Enduring all of this tragedy and loss in a year has undoubtedly been hard on the A’s, so waking up to the news of Takeoff’s murder must have crushed the souls of countless fans, artists and music industry professionals alike. Atlanta on Tuesday. A city that has spent the last decade winning over everyone – from the most hardcore hip-hop purists to fans around the world who never even thought of listening to rap until the 2010s – has spent the last ten months in an unrelenting state of pain.
Consequently, Atlanta is slowly losing its grip on the culture. Where many rap movements usually die out due to factors like unfavorable releases and the aging of the region’s major players, the current capital of rap – if it can still hold that title firmly – is shrinking for all the bad. reasons. Virtually all of the artists Atlanta has lost this year are major players in the music industry. a majority of them played invaluable roles throughout the 2010s that helped shape the sound of contemporary hip-hop. A whole generation of game-changing artists is disappearing before our eyes, and it cannot be emphasized how important a role violence plays in this erasure.
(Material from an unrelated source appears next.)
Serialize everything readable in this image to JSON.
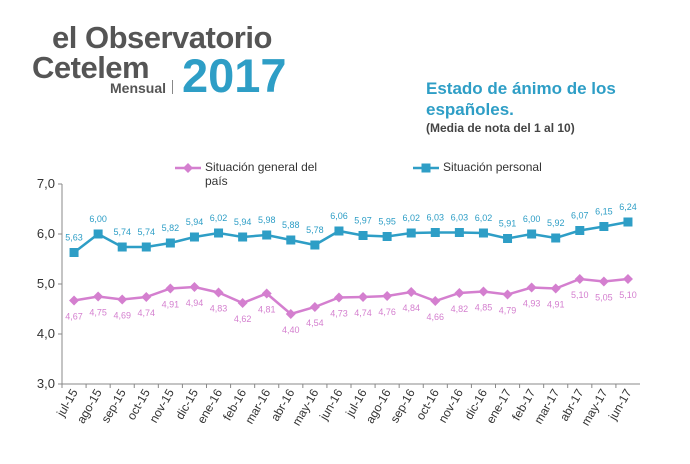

If this trend continues, who will be left standing? Which surviving artists will be there to congratulate the historic hip-hop race that Atlanta has led over the past decade? It’s hard to even mention the Atlanta rappers who are always around for fear of being the next artist to have their life snatched away. This constant cycle of death, incarceration and loss is overwhelming and it desperately needs to end.
As we all mourn the loss of Takeoff and all of the artists mentioned throughout this article, please pray for Atlanta as it surely needs it.